I followed through on my promise to myself in yesterday’s post and have set about on a full-fledged cleaning tear. The pantry and refrigerator are scoured to their bright and shiny sheen of yore, and now I’m on to the closets. Oh, the glamour! I especially need to finish going through Nick’s old toys and deliver those he’s outgrown to Goodwill before he returns home and declares every last item a long lost favorite.
In the midst of scrubbing, mopping, and heaving bags to my trunk (toys) and garbage (too gross to detail), I’ve removed my rubber gloves to write about my power breakfast bar. No oats, peanut butter, or brown rice syrup here: I’m talking about a savory frittata bar that you can make ahead and eat for a quick weekday breakfast on the go.
Lentils, quinoa and some sautéed green onions make up the filling, providing serious sustenance for the entire morning, as well as structure to the eggs so that the frittata can be cut into bars. I used some leftover lentils I cooked for a salad, but canned, rinsed lentils (such as Eden Organics and Westbrae brands ) make these bars even easier. Canned, rinsed black beans would be a smashing swap, too.
I love these bars cold, but you can warm them up for 15 to 20 seconds in the microwave, too (wrap in a paper towel—don’t re-warm for too long or the eggs will become rubbery). To store, tightly wrap the individual bars in foil or plastic wrap. You can freeze these for a few weeks, too (tightly wrap as described then seal in an airtight container or zipper top bag); thaw the individual bars overnight in the refrigerator and you’ll be good to go in the morning.
Have a great weekend. I’m going to spend mine staring at my pristine pantry.

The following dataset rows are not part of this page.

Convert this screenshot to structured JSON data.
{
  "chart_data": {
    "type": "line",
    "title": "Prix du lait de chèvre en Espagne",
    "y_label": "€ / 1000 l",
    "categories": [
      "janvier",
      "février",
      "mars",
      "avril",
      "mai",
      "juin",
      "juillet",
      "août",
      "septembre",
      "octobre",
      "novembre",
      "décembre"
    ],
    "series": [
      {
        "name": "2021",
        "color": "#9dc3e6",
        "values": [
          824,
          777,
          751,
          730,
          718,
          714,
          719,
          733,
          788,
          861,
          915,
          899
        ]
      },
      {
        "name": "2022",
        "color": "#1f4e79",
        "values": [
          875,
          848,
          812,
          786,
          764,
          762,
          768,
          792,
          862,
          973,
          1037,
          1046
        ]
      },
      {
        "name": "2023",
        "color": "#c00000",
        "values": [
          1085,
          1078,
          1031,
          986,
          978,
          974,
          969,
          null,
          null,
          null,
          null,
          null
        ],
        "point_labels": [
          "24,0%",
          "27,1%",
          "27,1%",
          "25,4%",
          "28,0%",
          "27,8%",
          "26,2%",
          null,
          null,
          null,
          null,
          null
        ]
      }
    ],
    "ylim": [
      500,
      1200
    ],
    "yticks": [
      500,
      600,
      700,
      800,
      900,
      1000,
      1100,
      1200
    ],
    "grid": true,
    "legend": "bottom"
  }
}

Lentil & Quinoa Frittata Bars
A frittata is an Italian omelet in which the filling ingredients are mixed with the beaten eggs and the mixture is baked or broiled until set. Don’t relegate it to the land of brunches: make it ahead, let it cool, then store it in the refrigerator for weekday frittata bars on the go.
Makes 12 bars
Preheat oven to 350°F (180°C)
8-inch (20 cm) square glass baking dish, sprayed with nonstick cooking spray (preferably olive oil)
6 large eggs 6
1/2 tsp fine sea salt 2 mL
1/4 tsp freshly ground black pepper 1 mL
2 tsp extra virgin olive oil 10 mL
1 cup chopped green onions 375 mL
1-1/4 cups cooked quinoa (see below), cooled 375 mL
1 cup cooked lentils (I love canned lentils!) 250 mL
1/4 cup freshly grated Parmesan cheese 60 mL
1. In a large bowl, beat eggs, salt and pepper until blended. Set aside.
2. In a large skillet, heat oil over medium-high heat. Add green onions; cook, stirring, for 3 to 4 minutes or until softened. Stir in quinoa and lentils and cook, stirring, for 1 minute.
3. Spread quinoa mixture in prepared baking dish and pour egg mixture over top. Sprinkle with cheese.
4. Bake in preheated oven for 23 to 28 minutes or until golden and set. Let cool on a wire rack for at least 10 minutes before cutting into bars. Serve warm or let cool completely.
To prepare 1-1/2 cups of cooked quinoa, combine 1/2 cup quinoa and 1 cup water in a small saucepan . Bring to a boil over medium-high heat. Reduce heat to low, cover and simmer for 12 to 15 minutes or until liquid is just barely absorbed. Remove from heat. Cover and let stand 2 to 3 minutes. Transfer to a bowl, fluff with a fork, and cool completely for use in the cookies.